永田清の祖父母は1900年代に日本からカナダに移住し、バンクーバーに居を構えました。 当時、日本人移民の暮らしは決して楽なものではありませんでした。州や連邦の選挙における投票権や、一部の産業で働く権利など、市民としての権利を完全には認められていませんでした。第二次世界大戦中、連邦政府は2万人以上の日系カナダ人を抑留、強制退去させました。1942年、バンクーバー市議会は「敵性外国人を太平洋岸からカナダ中央部へ移す」ことを決議しました。 同年、永田清の祖父母と両親は強制収容所に送られ、ここで4年近くを過ごすことになります。
永田清は幼い頃から家族の抑留について認識していました。日系カナダ人すべてが経験した不当な扱いについて知った永田清は辛く感じました。しかし同時に、両親や祖父母が生涯を通じて示した不屈の精神に心が鍛えられました。
現在、永田清はカナダで最も有名な和太鼓奏者です。そのキャリアは約40年に及びます。12歳のときに日系カナダ人センターで初めて太鼓を聴き、その音色やリズム、力強さに魅了されました。
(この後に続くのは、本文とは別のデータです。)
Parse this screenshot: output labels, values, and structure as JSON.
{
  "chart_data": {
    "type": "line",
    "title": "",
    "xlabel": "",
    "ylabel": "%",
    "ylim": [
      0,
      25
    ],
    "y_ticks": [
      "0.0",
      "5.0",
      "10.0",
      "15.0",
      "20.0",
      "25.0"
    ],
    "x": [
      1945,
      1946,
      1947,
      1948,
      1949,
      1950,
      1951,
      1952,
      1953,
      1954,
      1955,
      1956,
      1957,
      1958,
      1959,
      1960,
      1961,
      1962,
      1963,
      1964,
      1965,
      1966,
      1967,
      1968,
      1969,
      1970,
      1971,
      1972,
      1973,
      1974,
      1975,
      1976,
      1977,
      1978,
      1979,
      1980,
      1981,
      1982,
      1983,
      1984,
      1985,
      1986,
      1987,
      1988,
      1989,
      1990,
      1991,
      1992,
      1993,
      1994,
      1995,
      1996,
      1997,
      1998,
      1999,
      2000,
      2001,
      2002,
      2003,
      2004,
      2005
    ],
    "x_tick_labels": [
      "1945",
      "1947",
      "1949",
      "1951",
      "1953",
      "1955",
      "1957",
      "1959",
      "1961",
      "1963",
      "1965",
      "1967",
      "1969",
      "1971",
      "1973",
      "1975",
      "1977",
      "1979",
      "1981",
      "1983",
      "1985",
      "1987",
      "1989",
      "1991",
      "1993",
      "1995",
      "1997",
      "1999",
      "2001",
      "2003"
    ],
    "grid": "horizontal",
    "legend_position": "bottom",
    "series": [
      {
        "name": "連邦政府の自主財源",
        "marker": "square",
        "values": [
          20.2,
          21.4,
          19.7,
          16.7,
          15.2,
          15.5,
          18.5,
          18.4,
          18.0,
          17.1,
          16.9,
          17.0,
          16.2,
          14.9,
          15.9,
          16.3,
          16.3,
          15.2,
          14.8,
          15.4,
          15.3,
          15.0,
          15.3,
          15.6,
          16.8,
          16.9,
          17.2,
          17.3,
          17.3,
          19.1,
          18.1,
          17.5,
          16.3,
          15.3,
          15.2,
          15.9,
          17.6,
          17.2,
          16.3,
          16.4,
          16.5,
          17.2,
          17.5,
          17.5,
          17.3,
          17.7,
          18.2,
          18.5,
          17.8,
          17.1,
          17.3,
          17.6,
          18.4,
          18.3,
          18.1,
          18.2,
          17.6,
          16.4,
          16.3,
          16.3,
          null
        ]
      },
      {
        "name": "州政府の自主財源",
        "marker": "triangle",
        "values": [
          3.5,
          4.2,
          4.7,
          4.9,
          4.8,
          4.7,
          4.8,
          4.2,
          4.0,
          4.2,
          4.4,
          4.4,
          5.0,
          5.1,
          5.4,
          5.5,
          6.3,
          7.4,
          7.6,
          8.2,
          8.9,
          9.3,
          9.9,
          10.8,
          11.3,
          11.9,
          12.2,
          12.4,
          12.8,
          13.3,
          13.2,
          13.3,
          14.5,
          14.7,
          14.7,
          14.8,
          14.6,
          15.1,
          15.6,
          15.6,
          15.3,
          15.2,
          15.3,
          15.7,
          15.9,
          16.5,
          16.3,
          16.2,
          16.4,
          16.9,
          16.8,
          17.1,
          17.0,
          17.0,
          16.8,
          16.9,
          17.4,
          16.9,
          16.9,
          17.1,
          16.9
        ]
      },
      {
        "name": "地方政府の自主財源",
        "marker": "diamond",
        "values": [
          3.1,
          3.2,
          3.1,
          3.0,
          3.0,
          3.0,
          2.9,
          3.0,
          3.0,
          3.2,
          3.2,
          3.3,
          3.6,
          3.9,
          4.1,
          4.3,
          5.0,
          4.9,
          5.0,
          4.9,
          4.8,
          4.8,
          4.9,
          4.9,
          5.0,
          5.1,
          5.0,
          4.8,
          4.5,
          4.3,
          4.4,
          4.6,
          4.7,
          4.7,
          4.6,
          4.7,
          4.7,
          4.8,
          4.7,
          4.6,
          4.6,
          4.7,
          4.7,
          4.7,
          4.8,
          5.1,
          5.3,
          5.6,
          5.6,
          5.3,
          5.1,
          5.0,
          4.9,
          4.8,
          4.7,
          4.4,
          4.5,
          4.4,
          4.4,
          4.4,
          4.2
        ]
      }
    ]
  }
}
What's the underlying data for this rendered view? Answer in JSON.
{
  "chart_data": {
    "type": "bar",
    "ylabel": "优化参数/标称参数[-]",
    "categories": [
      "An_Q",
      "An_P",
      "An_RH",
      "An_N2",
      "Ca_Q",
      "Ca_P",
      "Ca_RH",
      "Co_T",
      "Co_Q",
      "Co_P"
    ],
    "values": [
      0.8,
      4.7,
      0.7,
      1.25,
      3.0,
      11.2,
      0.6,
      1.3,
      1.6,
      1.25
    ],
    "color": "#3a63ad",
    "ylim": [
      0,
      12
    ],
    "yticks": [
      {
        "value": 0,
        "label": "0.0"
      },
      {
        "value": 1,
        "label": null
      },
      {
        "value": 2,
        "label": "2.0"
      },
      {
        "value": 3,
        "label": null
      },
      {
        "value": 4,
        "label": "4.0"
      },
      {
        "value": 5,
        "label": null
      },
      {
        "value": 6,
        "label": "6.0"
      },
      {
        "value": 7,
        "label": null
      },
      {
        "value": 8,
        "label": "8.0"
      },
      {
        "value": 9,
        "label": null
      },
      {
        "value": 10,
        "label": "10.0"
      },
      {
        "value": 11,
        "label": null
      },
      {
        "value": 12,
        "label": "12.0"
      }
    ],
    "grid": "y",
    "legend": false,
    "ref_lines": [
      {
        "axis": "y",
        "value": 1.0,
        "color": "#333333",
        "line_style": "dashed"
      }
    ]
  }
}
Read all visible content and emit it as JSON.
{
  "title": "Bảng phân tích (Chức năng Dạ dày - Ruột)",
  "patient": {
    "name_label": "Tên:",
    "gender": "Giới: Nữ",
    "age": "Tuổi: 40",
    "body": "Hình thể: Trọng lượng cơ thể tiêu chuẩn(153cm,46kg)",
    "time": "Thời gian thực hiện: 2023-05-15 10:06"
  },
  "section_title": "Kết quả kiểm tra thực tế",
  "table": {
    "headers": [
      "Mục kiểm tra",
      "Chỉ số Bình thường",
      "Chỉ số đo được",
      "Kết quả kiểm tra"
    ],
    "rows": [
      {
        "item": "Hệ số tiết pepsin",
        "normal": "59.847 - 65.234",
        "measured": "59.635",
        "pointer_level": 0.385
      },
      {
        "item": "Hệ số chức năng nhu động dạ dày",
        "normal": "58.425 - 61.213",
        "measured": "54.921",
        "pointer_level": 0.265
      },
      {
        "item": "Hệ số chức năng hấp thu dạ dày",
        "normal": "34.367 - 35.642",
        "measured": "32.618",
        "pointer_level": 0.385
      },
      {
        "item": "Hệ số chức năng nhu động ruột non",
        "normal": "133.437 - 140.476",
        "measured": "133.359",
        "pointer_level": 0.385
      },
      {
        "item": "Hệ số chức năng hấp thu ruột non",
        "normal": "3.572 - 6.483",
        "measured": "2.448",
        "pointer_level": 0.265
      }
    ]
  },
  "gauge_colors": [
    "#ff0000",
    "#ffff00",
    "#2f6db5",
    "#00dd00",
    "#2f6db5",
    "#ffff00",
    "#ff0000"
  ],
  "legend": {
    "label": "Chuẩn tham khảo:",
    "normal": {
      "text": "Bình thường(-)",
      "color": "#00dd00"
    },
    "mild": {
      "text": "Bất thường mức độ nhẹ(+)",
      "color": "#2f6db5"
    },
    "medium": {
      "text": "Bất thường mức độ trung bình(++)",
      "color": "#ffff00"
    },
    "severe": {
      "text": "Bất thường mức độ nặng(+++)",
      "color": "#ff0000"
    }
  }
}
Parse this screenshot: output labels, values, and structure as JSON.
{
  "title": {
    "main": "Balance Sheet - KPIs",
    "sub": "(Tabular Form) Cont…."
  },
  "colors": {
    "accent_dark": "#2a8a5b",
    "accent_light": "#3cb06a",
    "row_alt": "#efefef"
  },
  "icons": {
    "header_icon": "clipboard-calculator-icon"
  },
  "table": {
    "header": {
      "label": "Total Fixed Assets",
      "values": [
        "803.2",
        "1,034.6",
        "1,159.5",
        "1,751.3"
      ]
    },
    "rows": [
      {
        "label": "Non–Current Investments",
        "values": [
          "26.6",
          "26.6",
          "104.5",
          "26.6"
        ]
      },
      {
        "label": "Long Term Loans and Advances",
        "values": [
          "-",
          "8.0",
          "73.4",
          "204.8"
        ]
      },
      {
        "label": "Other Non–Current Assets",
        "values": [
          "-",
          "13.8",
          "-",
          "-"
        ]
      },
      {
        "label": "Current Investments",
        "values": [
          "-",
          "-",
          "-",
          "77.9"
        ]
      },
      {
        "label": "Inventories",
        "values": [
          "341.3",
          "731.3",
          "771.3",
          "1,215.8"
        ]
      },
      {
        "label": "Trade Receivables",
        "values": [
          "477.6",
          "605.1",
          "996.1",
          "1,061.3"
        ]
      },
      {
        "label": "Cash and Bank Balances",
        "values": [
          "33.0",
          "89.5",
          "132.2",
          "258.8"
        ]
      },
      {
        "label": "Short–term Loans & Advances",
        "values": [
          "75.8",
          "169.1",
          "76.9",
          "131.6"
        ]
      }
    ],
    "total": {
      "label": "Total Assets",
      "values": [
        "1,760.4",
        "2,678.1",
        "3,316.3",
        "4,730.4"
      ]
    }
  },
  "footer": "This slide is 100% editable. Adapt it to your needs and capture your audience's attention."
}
大学卒業後、永田清は日本で2年間和太鼓を学びました。困難もありましたが、非常に有意義な経験でした。 見習いのうちは朝4時半に起床し、毎日10kmのランニングで一日を始めることが義務づけられていました。太鼓のレッスンはランニングの後に始まり、短い昼休憩を挟んで8時間続きます。50代になった今でも、永田清は10kmのジョギング、定置網やサイクリング、自重運動などで一日を始めています。 また、和太鼓演奏に必要な体力を維持するため、食事にも気を配っています。
1982〜1992年、トロントの諏訪太鼓の芸術監督兼演奏者である小口大八氏と鼓童に師事(1993年から1994年まで弟子入り)しました。1994年、異文化交流パーカッション・アンサンブルHumdrum を結成し、トロントでのデビュー公演はNow Magazineの「1995年コンサートトップ10」の第4位に選ばれました。ダンス、演劇、映画、ラジオのために太鼓音楽を作曲・演奏し、日本の伝統楽器奏者を含むあらゆるジャンルのアーティストとコラボを続けています。
1998年からはトロント大学音楽学部で和太鼓の単位認定講座を受け持っています。また、1998年に結成した和太鼓集団「永田社中」は、現在もなおその圧倒的な演奏力で聴衆を魅了し続けています。 カナダ、アメリカ、イタリアをはじめ、レバノン、メキシコでも公演を行ってきました。
また、海外では唯一、日本の大手太鼓メーカー4社と提携を結んでおり、その実力は折り紙付きと言えます。CD5枚、公演映像DVD5本のほか、毎年新作を中心とした独自の公演をプロデュースしています。過去7年の間に、永田社中は3期の公演をプロデュースし、国内外のアーティストとのコラボを実現しました。
2019年、永田社中は「日本とカナダの間におけるスポーツを通じた相互理解の促進」が評価され、日本の外務大臣表彰を受賞しました。